Not just kicking into the long grass, but more likely a forest, which will sprout long before results, if any, emerge. By then Zuma will be out of office. And if his former wife is elected to the presidency, by all accounts, he will be out of harm's way as well.

But Zuma is not the only occupant of high office who seems at one remove from reality. Just last week the KwaZulu-Natal government decided to retain the health MEC who has presided over the abuse of the human rights (if not the lives) of cancer patients at provincial hospitals (no oncologists and no working equipment).
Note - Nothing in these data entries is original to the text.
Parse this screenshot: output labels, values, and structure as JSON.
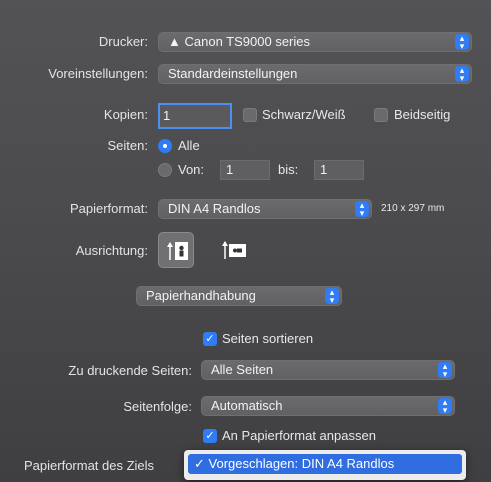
{
  "printer": {
    "label": "Drucker:",
    "value": "Canon TS9000 series"
  },
  "presets": {
    "label": "Voreinstellungen:",
    "value": "Standardeinstellungen"
  },
  "copies": {
    "label": "Kopien:",
    "value": "1",
    "bw_label": "Schwarz/Weiß",
    "duplex_label": "Beidseitig"
  },
  "pages": {
    "label": "Seiten:",
    "all_label": "Alle",
    "from_label": "Von:",
    "from_value": "1",
    "to_label": "bis:",
    "to_value": "1"
  },
  "paper_size": {
    "label": "Papierformat:",
    "value": "DIN A4 Randlos",
    "dimensions": "210 x 297 mm"
  },
  "orientation": {
    "label": "Ausrichtung:"
  },
  "section": {
    "value": "Papierhandhabung"
  },
  "collate": {
    "label": "Seiten sortieren"
  },
  "pages_to_print": {
    "label": "Zu druckende Seiten:",
    "value": "Alle Seiten"
  },
  "page_order": {
    "label": "Seitenfolge:",
    "value": "Automatisch"
  },
  "scale_to_fit": {
    "label": "An Papierformat anpassen"
  },
  "dest_paper": {
    "label": "Papierformat des Ziels",
    "selected": "✓ Vorgeschlagen: DIN A4 Randlos"
  },
  "colors": {
    "accent": "#2f7cf6",
    "menu_highlight": "#2f6de0"
  }
}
Cynically or terrifyingly, can you imagine which is worse: to be a mental health patient in Gauteng or a cancer sufferer in KZN?

Then, at the weekend, Deputy President Cyril Ramaphosa offered us a stunning insight: he told the Sunday Times: "We can't watch as the country sinks."

The ripostes on social media were swift and brutal. As journalist Songezo Zibi tweeted: "But you've been watching for years already." In the echo chamber of denial and shrugging off of responsibility - which characterises the presidency these days - it is all of a piece. And Ramaphosa has been in the presidential wheelhouse since 2009. Come to think of it, he was also first elected ANC secretary-general in 1991, 26 years ago.

More than 20 years ago, Inkatha Freedom Party president Mangosuthu Buthelezi coined a smart decoding for the initials ANC. He said it meant "Absolutely No Consequences". In that respect at least, he was way ahead of his time.

Perhaps not just in psychiatric terms, but electorally as well, Goldwater's fate awaits the current abusers of local power.